Pour sa part, le Conseil constitutionnel s’est réuni à nouveau hier sous la présidence de Issam Sleiman, qui s’est abstenu de tout commentaire, en en quittant le siège.
Toutefois, selon des sources bien informées, le jugement du Conseil ne tardera plus beaucoup et, sur base du rapport établi par une commission restreinte, se prononcerait sur le recours vendredi. On sait que le Conseil est composé de dix membres, cinq nommés par la Chambre et cinq autres par le gouvernement. Ses jugements sont pris à une majorité de 7 membres. Ils doivent être pris dans un délai de 15 jours suivant la première réunion consacrée au recours examiné.
Une loi sans prévisibilité
Dénonçant les manœuvres qui ont conduit le pays au point où il se trouve, une source juridique invoque le principe de « la prévisibilité de la loi », qui permet au législateur d’agir en connaissance de cause en prévoyant à l’avance les conséquences de la législation qu’il pose.
« Or, commente en substance la source en question, la loi sur la prorogation du mandat de la Chambre a manqué totalement de cette prévisibilité, de ce délai indispensable qui doit accompagner sa mise à exécution et permettre au législateur d’en corriger les effets pervers. On n’a laissé aucun choix au Conseil constitutionnel sinon d’entériner ce qui ressemble beaucoup à un coup d’État. La Chambre s’installe, et non pour quelques mois, mais pour deux ans et sept mois, un délai qui dépasse toutes les capacités humaines de prévision. Un comble ! »

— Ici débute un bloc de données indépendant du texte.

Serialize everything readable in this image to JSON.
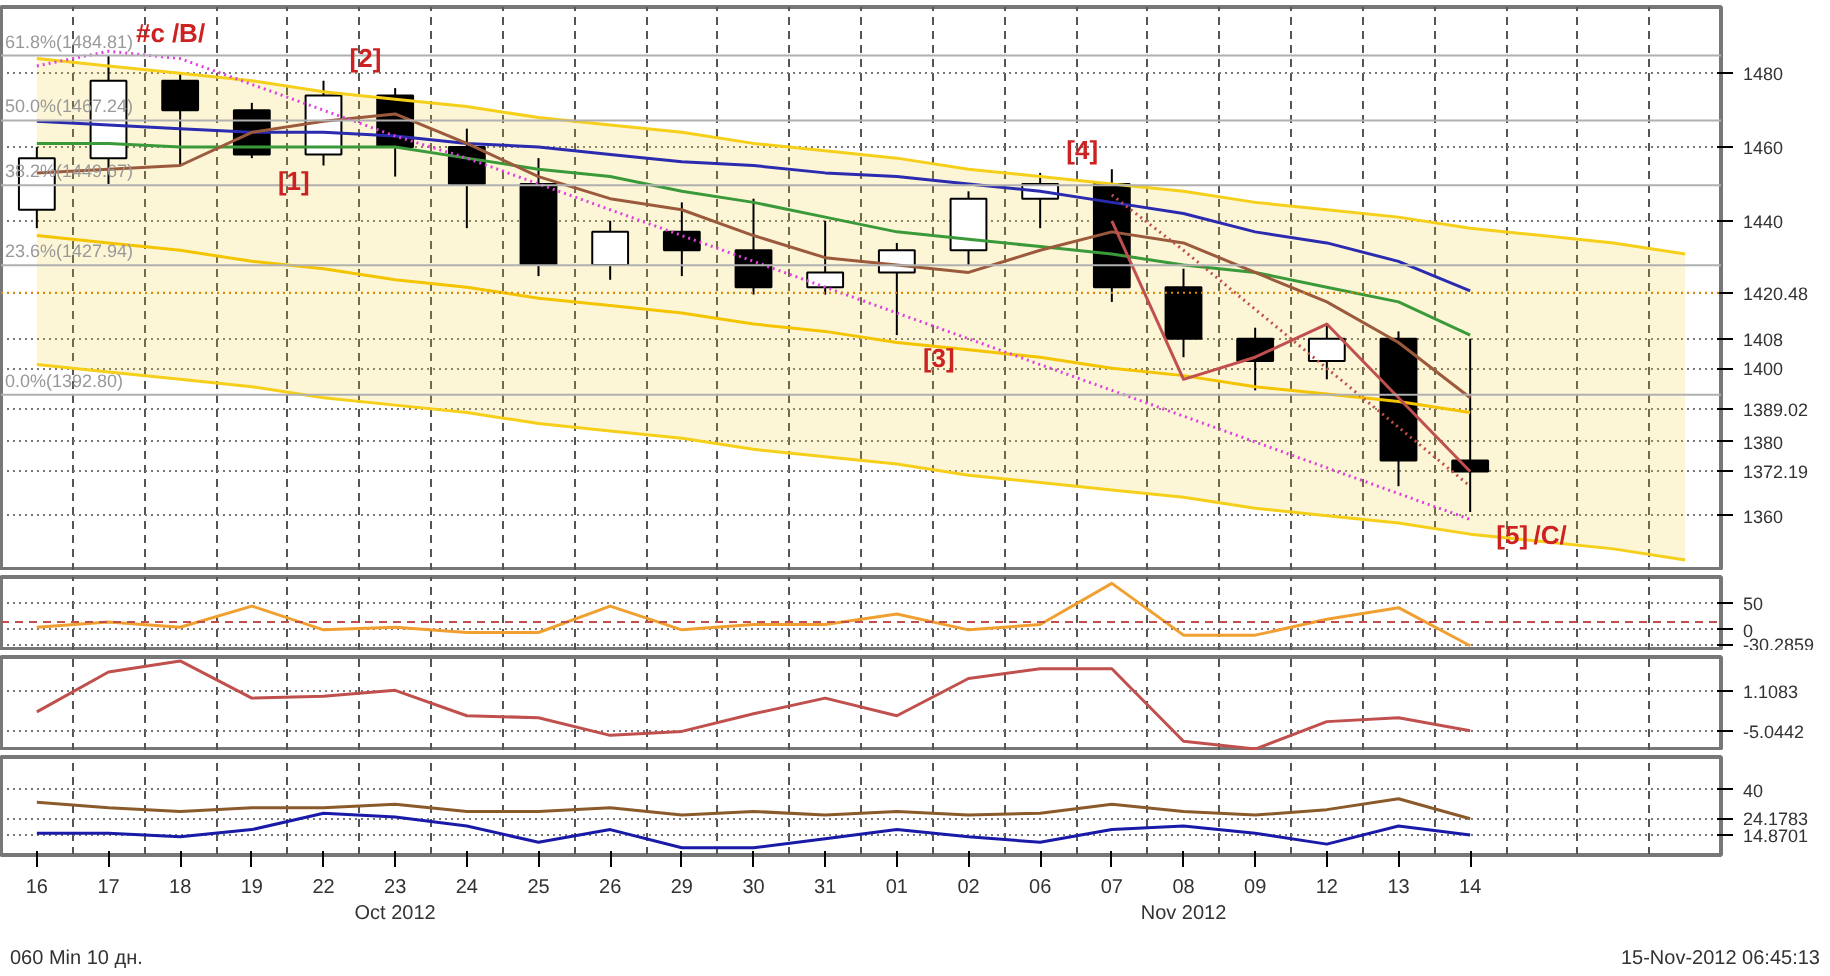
{
  "chart_data": [
    {
      "type": "candlestick",
      "color": "#000000",
      "grid": true,
      "tick_labels": "y",
      "ylim": [
        1345,
        1498
      ],
      "yticks": [
        1360,
        1372.19,
        1380,
        1389.02,
        1400,
        1408,
        1420.48,
        1440,
        1460,
        1480
      ],
      "categories": [
        "16",
        "17",
        "18",
        "19",
        "22",
        "23",
        "24",
        "25",
        "26",
        "29",
        "30",
        "31",
        "01",
        "02",
        "06",
        "07",
        "08",
        "09",
        "12",
        "13",
        "14",
        null,
        null,
        null
      ],
      "ohlc": [
        [
          1443,
          1460,
          1438,
          1457
        ],
        [
          1457,
          1484.81,
          1450,
          1478
        ],
        [
          1478,
          1480,
          1455,
          1470
        ],
        [
          1470,
          1472,
          1457,
          1458
        ],
        [
          1458,
          1478,
          1455,
          1474
        ],
        [
          1474,
          1476,
          1452,
          1460
        ],
        [
          1460,
          1465,
          1438,
          1450
        ],
        [
          1450,
          1457,
          1425,
          1428
        ],
        [
          1428,
          1440,
          1424,
          1437
        ],
        [
          1437,
          1445,
          1425,
          1432
        ],
        [
          1432,
          1446,
          1420,
          1422
        ],
        [
          1422,
          1440,
          1420,
          1426
        ],
        [
          1426,
          1434,
          1409,
          1432
        ],
        [
          1432,
          1448,
          1428,
          1446
        ],
        [
          1446,
          1453,
          1438,
          1450
        ],
        [
          1450,
          1454,
          1418,
          1422
        ],
        [
          1422,
          1427,
          1403,
          1408
        ],
        [
          1408,
          1411,
          1394,
          1402
        ],
        [
          1402,
          1412,
          1397,
          1408
        ],
        [
          1408,
          1410,
          1368,
          1375
        ],
        [
          1375,
          1408,
          1361,
          1372
        ],
        null,
        null,
        null
      ],
      "series": [
        {
          "type": "line",
          "color": "#f5cf1a",
          "values": [
            1484,
            1482,
            1480,
            1478,
            1475,
            1473,
            1471,
            1468,
            1466,
            1464,
            1461,
            1459,
            1457,
            1454,
            1452,
            1450,
            1448,
            1445,
            1443,
            1441,
            1438,
            1436,
            1434,
            1431
          ],
          "lower": [
            1401,
            1399,
            1397,
            1395,
            1392,
            1390,
            1388,
            1385,
            1383,
            1381,
            1378,
            1376,
            1374,
            1371,
            1369,
            1367,
            1365,
            1362,
            1360,
            1358,
            1355,
            1353,
            1351,
            1348
          ],
          "upper": [
            1484,
            1482,
            1480,
            1478,
            1475,
            1473,
            1471,
            1468,
            1466,
            1464,
            1461,
            1459,
            1457,
            1454,
            1452,
            1450,
            1448,
            1445,
            1443,
            1441,
            1438,
            1436,
            1434,
            1431
          ]
        },
        {
          "type": "line",
          "color": "#f5cf1a",
          "values": [
            1401,
            1399,
            1397,
            1395,
            1392,
            1390,
            1388,
            1385,
            1383,
            1381,
            1378,
            1376,
            1374,
            1371,
            1369,
            1367,
            1365,
            1362,
            1360,
            1358,
            1355,
            1353,
            1351,
            1348
          ]
        },
        {
          "type": "line",
          "color": "#f5c400",
          "values": [
            1436,
            1434,
            1432,
            1429,
            1427,
            1424,
            1422,
            1419,
            1417,
            1415,
            1412,
            1410,
            1407,
            1405,
            1403,
            1400,
            1398,
            1395,
            1393,
            1391,
            1388,
            null,
            null,
            null
          ]
        },
        {
          "type": "line",
          "color": "#2b2bb0",
          "values": [
            1467,
            1466,
            1465,
            1464,
            1464,
            1463,
            1461,
            1460,
            1458,
            1456,
            1455,
            1453,
            1452,
            1450,
            1448,
            1445,
            1442,
            1437,
            1434,
            1429,
            1421,
            null,
            null,
            null
          ]
        },
        {
          "type": "line",
          "color": "#3a9a3a",
          "values": [
            1461,
            1461,
            1460,
            1460,
            1460,
            1460,
            1457,
            1454,
            1452,
            1448,
            1445,
            1441,
            1437,
            1435,
            1433,
            1431,
            1428,
            1426,
            1422,
            1418,
            1409,
            null,
            null,
            null
          ]
        },
        {
          "type": "line",
          "color": "#9b5a3c",
          "values": [
            1453,
            1454,
            1455,
            1464,
            1467,
            1469,
            1461,
            1452,
            1446,
            1443,
            1436,
            1430,
            1428,
            1426,
            1432,
            1437,
            1434,
            1426,
            1418,
            1407,
            1392,
            null,
            null,
            null
          ]
        },
        {
          "type": "line",
          "color": "#e040e0",
          "line_style": "dotted",
          "values": [
            1482,
            1486,
            1484,
            1477,
            1470,
            1463,
            1457,
            1450,
            1443,
            1436,
            1429,
            1422,
            1415,
            1408,
            1401,
            1394,
            1387,
            1380,
            1373,
            1366,
            1359,
            null,
            null,
            null
          ]
        },
        {
          "type": "line",
          "color": "#c0504d",
          "line_style": "dotted",
          "values": [
            null,
            null,
            null,
            null,
            null,
            null,
            null,
            null,
            null,
            null,
            null,
            null,
            null,
            null,
            null,
            1447,
            1432,
            1416,
            1400,
            1384,
            1368,
            null,
            null,
            null
          ]
        },
        {
          "type": "line",
          "color": "#c0504d",
          "values": [
            null,
            null,
            null,
            null,
            null,
            null,
            null,
            null,
            null,
            null,
            null,
            null,
            null,
            null,
            null,
            1440,
            1397,
            1403,
            1412,
            1392,
            1372,
            null,
            null,
            null
          ]
        }
      ],
      "ref_lines": [
        {
          "axis": "y",
          "value": 1484.81,
          "label": "61.8%(1484.81)",
          "color": "#b0b0b0"
        },
        {
          "axis": "y",
          "value": 1467.24,
          "label": "50.0%(1467.24)",
          "color": "#b0b0b0"
        },
        {
          "axis": "y",
          "value": 1449.67,
          "label": "38.2%(1449.67)",
          "color": "#b0b0b0"
        },
        {
          "axis": "y",
          "value": 1427.94,
          "label": "23.6%(1427.94)",
          "color": "#b0b0b0"
        },
        {
          "axis": "y",
          "value": 1392.8,
          "label": "0.0%(1392.80)",
          "color": "#b0b0b0"
        },
        {
          "axis": "y",
          "value": 1420.48,
          "label": null,
          "color": "#e08a00",
          "line_style": "dotted"
        }
      ],
      "annotations": [
        {
          "text": "#c",
          "x": "17",
          "y": 1484.81
        },
        {
          "text": "/B/",
          "x": "17",
          "y": 1484.81
        },
        {
          "text": "[1]",
          "x": "19",
          "y": 1457
        },
        {
          "text": "[2]",
          "x": "22",
          "y": 1478
        },
        {
          "text": "[3]",
          "x": "01",
          "y": 1409
        },
        {
          "text": "[4]",
          "x": "06",
          "y": 1453
        },
        {
          "text": "[5]",
          "x": "14",
          "y": 1361
        },
        {
          "text": "/C/",
          "x": "14",
          "y": 1361
        }
      ]
    },
    {
      "type": "line",
      "grid": true,
      "tick_labels": "y",
      "ylim": [
        -40,
        100
      ],
      "yticks": [
        -30.2859,
        0,
        50
      ],
      "categories": [
        "16",
        "17",
        "18",
        "19",
        "22",
        "23",
        "24",
        "25",
        "26",
        "29",
        "30",
        "31",
        "01",
        "02",
        "06",
        "07",
        "08",
        "09",
        "12",
        "13",
        "14",
        null,
        null,
        null
      ],
      "series": [
        {
          "color": "#f0a030",
          "values": [
            5,
            15,
            5,
            45,
            0,
            5,
            -5,
            -5,
            45,
            0,
            10,
            10,
            30,
            0,
            10,
            88,
            -10,
            -10,
            20,
            42,
            -30,
            null,
            null,
            null
          ]
        }
      ],
      "ref_lines": [
        {
          "axis": "y",
          "value": 15,
          "label": null,
          "color": "#c0504d",
          "line_style": "dashed"
        }
      ]
    },
    {
      "type": "line",
      "grid": true,
      "tick_labels": "y",
      "ylim": [
        -8.1,
        6.3
      ],
      "yticks": [
        -5.0442,
        1.1083
      ],
      "categories": [
        "16",
        "17",
        "18",
        "19",
        "22",
        "23",
        "24",
        "25",
        "26",
        "29",
        "30",
        "31",
        "01",
        "02",
        "06",
        "07",
        "08",
        "09",
        "12",
        "13",
        "14",
        null,
        null,
        null
      ],
      "series": [
        {
          "color": "#c0504d",
          "values": [
            -2.1,
            4,
            5.7,
            0,
            0.3,
            1.2,
            -2.7,
            -3,
            -5.7,
            -5.1,
            -2.4,
            0,
            -2.7,
            3,
            4.5,
            4.5,
            -6.6,
            -7.8,
            -3.6,
            -3,
            -5,
            null,
            null,
            null
          ]
        }
      ]
    },
    {
      "type": "line",
      "grid": true,
      "ylim": [
        4,
        58
      ],
      "yticks": [
        14.8701,
        24.1783,
        40
      ],
      "categories": [
        "16",
        "17",
        "18",
        "19",
        "22",
        "23\nOct 2012",
        "24",
        "25",
        "26",
        "29",
        "30",
        "31",
        "01",
        "02",
        "06",
        "07",
        "08\nNov 2012",
        "09",
        "12",
        "13",
        "14",
        null,
        null,
        null
      ],
      "series": [
        {
          "color": "#1a1aa8",
          "values": [
            16,
            16,
            14,
            18,
            27,
            25,
            20,
            11,
            18,
            8,
            8,
            13,
            18,
            14,
            11,
            18,
            20,
            16,
            10,
            20,
            15,
            null,
            null,
            null
          ]
        },
        {
          "color": "#8b5a2b",
          "values": [
            33,
            30,
            28,
            30,
            30,
            32,
            28,
            28,
            30,
            26,
            28,
            26,
            28,
            26,
            27,
            32,
            28,
            26,
            29,
            35,
            24,
            null,
            null,
            null
          ]
        }
      ],
      "annotations": [
        "060 Min 10 дн.",
        "15-Nov-2012 06:45:13"
      ]
    }
  ]
}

« Le procédé aurait été acceptable si des circonstances exceptionnelles avaient rendu indispensable la prorogation, ajoute la source citée. Mais la possibilité de la prorogation de la Chambre a été évoquée au cours de l’été dernier et même avant. Pourquoi ne l’a-t-on pas votée alors ? L’invalidation de la loi n’aurait pas eu les conséquences qu’elle aura nécessairement aujourd’hui, et cette décision serait restée gérable. »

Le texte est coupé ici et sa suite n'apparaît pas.